Technical intro

1 Implementing the forward pass of a Hypernetwork with Transformers

1.1 Linear attention block

We first give a brief overview of the linear transformer architecture.

Given input tokens $E\in\mathbb{R}^{L\times d_{m}}$ for a sequence of length $L$ , a trasnformer block consists in a self-attention layer followed by a multi-layer-perception. The transformation is done by first computing queries, keys and values $Q,K,V=EW_{q},EW_{k},EW_{v}$ with which we then update $E$ as

	$\displaystyle E$	$\displaystyle\leftarrow E+QK^{T}VW_{P}$		(1)
	$\displaystyle E$	$\displaystyle\leftarrow E+\sigma(EW_{1})W_{2}$		(2)

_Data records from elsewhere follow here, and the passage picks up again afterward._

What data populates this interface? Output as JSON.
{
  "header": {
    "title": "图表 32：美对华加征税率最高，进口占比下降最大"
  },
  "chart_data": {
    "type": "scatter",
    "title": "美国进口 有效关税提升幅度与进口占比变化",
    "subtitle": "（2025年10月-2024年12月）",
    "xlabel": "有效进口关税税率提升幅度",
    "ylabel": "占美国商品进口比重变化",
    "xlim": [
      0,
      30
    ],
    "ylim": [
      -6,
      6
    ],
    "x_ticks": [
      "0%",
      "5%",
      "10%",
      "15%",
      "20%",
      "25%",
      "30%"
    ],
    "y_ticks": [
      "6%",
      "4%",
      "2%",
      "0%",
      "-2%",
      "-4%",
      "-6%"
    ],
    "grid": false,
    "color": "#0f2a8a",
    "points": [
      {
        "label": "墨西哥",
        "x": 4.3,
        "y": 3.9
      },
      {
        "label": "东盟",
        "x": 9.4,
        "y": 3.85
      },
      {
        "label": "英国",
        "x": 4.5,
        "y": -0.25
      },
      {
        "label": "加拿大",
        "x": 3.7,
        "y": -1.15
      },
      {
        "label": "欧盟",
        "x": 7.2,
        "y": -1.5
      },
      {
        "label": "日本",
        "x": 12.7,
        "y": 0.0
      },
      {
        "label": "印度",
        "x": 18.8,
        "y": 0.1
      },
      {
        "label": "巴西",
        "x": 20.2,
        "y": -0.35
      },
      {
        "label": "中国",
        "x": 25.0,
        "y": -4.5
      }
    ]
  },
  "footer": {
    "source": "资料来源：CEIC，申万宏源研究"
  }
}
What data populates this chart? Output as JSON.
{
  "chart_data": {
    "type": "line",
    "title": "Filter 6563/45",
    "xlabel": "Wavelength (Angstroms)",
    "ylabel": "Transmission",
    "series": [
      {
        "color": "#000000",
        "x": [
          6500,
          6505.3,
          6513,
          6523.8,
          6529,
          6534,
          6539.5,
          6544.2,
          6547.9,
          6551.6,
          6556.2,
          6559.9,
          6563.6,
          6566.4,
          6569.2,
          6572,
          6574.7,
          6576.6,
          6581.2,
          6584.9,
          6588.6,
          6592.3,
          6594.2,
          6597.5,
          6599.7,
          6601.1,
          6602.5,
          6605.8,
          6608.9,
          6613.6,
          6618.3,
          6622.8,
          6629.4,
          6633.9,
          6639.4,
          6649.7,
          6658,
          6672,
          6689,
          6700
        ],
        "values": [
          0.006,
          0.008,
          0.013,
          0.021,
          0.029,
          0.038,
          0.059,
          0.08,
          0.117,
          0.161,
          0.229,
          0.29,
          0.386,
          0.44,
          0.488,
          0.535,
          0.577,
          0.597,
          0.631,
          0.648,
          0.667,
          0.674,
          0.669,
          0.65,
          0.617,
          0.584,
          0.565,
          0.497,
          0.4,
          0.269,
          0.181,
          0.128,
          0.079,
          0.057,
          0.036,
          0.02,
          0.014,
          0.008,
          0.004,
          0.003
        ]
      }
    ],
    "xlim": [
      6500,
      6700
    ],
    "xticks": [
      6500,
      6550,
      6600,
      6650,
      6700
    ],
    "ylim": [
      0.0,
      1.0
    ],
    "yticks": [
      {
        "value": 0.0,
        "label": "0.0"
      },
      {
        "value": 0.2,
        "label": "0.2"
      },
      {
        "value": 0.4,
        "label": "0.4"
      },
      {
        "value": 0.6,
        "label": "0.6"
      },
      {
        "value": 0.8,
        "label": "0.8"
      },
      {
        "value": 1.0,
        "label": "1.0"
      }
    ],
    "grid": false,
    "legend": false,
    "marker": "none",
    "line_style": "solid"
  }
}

where $W_{q},W_{k},W_{v}\in\mathbb{R}^{d_{m}\times d_{k}}$ and $W_{p}\in\mathbb{R}^{d_{k}\times d_{m}}$ as well as $W_{1}\in\mathbb{R}^{d_{m}\times d_{h}},W_{2}\in\mathbb{R}^{d_{h}\times d_{m}}$ are learnable parameter matrices. The $\sigma$ is a non linearity applied row wise. In practice, there are $H$ heads that performs the first attention operation in parallel, each with its own parameters $W_{q}^{(h)},W_{k}^{(h)},W_{v}^{(h)},W_{p}^{(h)}$ for all $h$ , resulting in the following forward function

\displaystyle E

\displaystyle\leftarrow E+\sum_{h}Q^{(h)}K^{(h)T}V^{(h)}W_{P}^{(h)}

(3)

1.2 Construction

We will now show a construction of a linear transformer above which would allow it to implement the forward pass of a given hypernetwork given any input $x\in\mathbb{R}^{d}$ and latent $z\in\mathbb{R}^{M}$ .

Hypernetwork

Let us consider the following linear hypernetwork:

x,z\rightarrow A\sigma(\omega(z)x)

(5)

where $\omega(z)=\sum_{m=1}^{M}z^{(m)}\Theta^{(m)}$ , $\Theta^{(m)}\in\mathbb{R}^{h\times d}$ for all $m$ and $A\in\mathbb{R}^{o\times d}$ .

Token construction

We assume there are only $2$ tokens, $e_{1}=(x^{\top},0_{M},1_{h+o})^{\top}$ and $e_{2}=(0_{d},z^{\top},0_{h+o})^{\top}$ where $0_{k},1_{k}$ indicate the $k$ dimensional row vector of $0$ resp $1$ . The output will be computed on the token stream of $e_{2}$ .

Linear attention

First, the attention layer will compute the forward pass $\omega(z)x$ . To do this, let us fix $H=M$ heads, $d_{q}=d_{k}=1$ and $d_{v}=h$ . For each head $m$ , we can construct the value matrix such that the first token has a value vector $\Theta^{(m)}x$ while the second has $0$ . By choosing the key and query matrices correctly, the attention score between the first and second token can be made to be exactly $z^{(m)}$ . By letting the projection matrix be constant across head, the attention operation would then be

e_{2}\leftarrow e_{2}+\sum_{m}^{M}z^{(m)}(\Theta^{(m)}x)^{\top}W_{P}

(6)

by appropriately choosing $W_{P}$ the residual stream would then equal $(0_{d},z^{\top},\omega(z)x,0_{o})^{\top}$ after the attention layer.

MLP

Finally, the MLP layer simply applies the correct non linearity $\sigma$ to $\omega(z)x$ and applies the readout weight $A$ to finally write the result on the remaining $0_{o}$ in the residual stream.